With the economy the way it is, just about every state in the country is frantically scrambling to keep their local corporations from leaving or attracting new jobs by doling out huge government incentives.
Illinois, of course, is a special case, which means it’ll probably cost us lots more to keep and attract jobs than just about any other state.
Our years-long political civil war between former Gov. Rod Blagojevich and House Speaker Mike Madigan during the worst international economic crisis since the Great Depression saddled the state with migraines for years to come. No problems were solved or even addressed while everything was collapsing around them during their fight to the death. By the time Blagojevich was finally arrested, impeached and removed from office, the state found itself with a $9 billion hole in its budget.
Blagojevich’s criminal reputation and our horrific financial problems have made us a national laughingstock. The recent income tax hike passed by the General Assembly and signed into law by Gov. Pat Quinn prompted other governors to openly deride us and publicly (and privately) goad our employers into leaving.
Our extremely high workers’ compensation costs (2nd in the nation) were treated to a nasty media spotlight with the uncovering of a workers’ compensation scandal at a state prison. Hundreds of state workers filed for and received big workers’ comp checks because, they claimed, turning heavy cell-door keys gave them carpal tunnel syndrome. Even worse, the state didn’t attempt to find out if most of those workers had filed valid complaints. The howls of derisive laughter could be heard far and wide.
We’re such a popular punching bag that Missouri actually appealed a lawsuit all the way up to the United States Supreme Court to insist that protecting some of its farmland in a federally designated Mississippi River flood zone was infinitely more important than the 80-year-old Army Corps of Engineers plan to save Illinois towns along the river from drowning. The delay caused by that lawsuit may have resulted in the severe flooding of at least one southern Illinois town.
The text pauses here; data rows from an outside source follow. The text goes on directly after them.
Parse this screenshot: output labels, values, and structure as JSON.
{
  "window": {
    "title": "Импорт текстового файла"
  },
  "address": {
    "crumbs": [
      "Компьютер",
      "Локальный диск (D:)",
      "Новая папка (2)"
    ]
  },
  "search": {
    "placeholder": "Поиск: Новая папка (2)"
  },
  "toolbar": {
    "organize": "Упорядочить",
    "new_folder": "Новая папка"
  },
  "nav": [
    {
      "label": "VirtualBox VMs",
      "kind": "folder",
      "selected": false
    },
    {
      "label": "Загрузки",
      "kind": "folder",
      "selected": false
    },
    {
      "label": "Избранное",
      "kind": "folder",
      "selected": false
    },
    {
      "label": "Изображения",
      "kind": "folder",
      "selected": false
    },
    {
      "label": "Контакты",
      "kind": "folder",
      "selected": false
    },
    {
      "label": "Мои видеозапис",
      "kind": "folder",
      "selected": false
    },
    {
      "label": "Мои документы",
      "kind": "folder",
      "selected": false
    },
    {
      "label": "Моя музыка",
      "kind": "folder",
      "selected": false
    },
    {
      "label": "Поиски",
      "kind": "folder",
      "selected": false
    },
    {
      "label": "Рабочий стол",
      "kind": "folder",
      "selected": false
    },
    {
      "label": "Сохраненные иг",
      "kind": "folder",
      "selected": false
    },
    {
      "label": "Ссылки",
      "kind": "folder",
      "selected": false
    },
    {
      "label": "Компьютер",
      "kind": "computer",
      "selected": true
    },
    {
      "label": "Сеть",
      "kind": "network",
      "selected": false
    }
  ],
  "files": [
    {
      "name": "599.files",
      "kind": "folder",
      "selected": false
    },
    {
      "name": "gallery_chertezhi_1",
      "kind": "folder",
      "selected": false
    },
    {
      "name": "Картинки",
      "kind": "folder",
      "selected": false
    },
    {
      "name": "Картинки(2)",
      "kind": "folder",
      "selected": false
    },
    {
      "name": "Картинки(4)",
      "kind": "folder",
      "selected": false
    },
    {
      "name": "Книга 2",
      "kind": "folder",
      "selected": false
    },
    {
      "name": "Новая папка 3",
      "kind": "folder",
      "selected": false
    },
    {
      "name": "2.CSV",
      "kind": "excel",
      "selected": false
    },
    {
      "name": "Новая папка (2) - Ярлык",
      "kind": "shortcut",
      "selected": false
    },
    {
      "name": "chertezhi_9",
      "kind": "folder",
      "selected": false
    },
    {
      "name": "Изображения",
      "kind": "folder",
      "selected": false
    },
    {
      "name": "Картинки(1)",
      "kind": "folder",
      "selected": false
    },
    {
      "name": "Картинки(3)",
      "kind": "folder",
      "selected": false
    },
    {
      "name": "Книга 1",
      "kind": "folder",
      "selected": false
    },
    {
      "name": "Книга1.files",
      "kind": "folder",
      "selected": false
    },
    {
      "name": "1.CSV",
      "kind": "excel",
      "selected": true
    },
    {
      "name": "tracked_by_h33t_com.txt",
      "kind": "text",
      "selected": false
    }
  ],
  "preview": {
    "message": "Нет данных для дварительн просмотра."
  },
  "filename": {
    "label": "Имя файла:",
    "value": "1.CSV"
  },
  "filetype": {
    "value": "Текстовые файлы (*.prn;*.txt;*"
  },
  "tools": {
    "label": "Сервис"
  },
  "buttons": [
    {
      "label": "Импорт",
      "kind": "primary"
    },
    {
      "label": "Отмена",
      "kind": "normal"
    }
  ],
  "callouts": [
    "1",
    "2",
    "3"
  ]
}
So, when Motorola Mobility said it might move away, it got $100 million in state tax credits. Gov. Pat Quinn claimed afterward that the company had to pledge to invest $500 million in research and development, but that investment was apparently the company’s plan all along, no matter where it went.
Groupon, the fastest growing company in America last year, barely had to glance at other states and got $3.5 million in pledged tax credits from Gov. Quinn.
Caterpillar’s CEO sent a letter to the governor revealing that the company was being recruited to move to another state. That caused the entire establishment to suffer a collective nervous breakdown, and the media, of course, had a field day. Never mind that the CEO later said he had no intention of moving and wanted to work to make his state a better place to do business. The media’s theme was firmly established, so it was just too easy to just write stories and columns about Illinois’ impending doom.
The latest threat to move elsewhere is from Sears.
Twenty-one years ago the company was loaded up with millions in state and local tax incentives to stay in Illinois. But those incentives are expiring next year and the struggling, aging behemoth has its hand out yet again.
If Illinois doesn’t pay up, Sears could move its headquarters away, taking 6,000 direct jobs with it and costing us thousands more jobs via suppliers, contractors and businesses which rely on Sears employees for their livelihoods. The economic and tax implications would be huge. So, since it would cost far more to let Sears leave than to keep it around, expect a juicy deal to be put on the table.
Face it, we’ve made our own bed here and now we’re being held hostage and there’s almost nothing we can do about it except to try to cut the best deals possible.
It’s distasteful as all get-out, but we’re basically left with no good choices. And the more deals we cut, the more deals we’ll have to cut. Until we can overcome our serious, long-standing problems, we’re at their mercy — and corporate CEOs are not generally known to have an abundance of that human quality.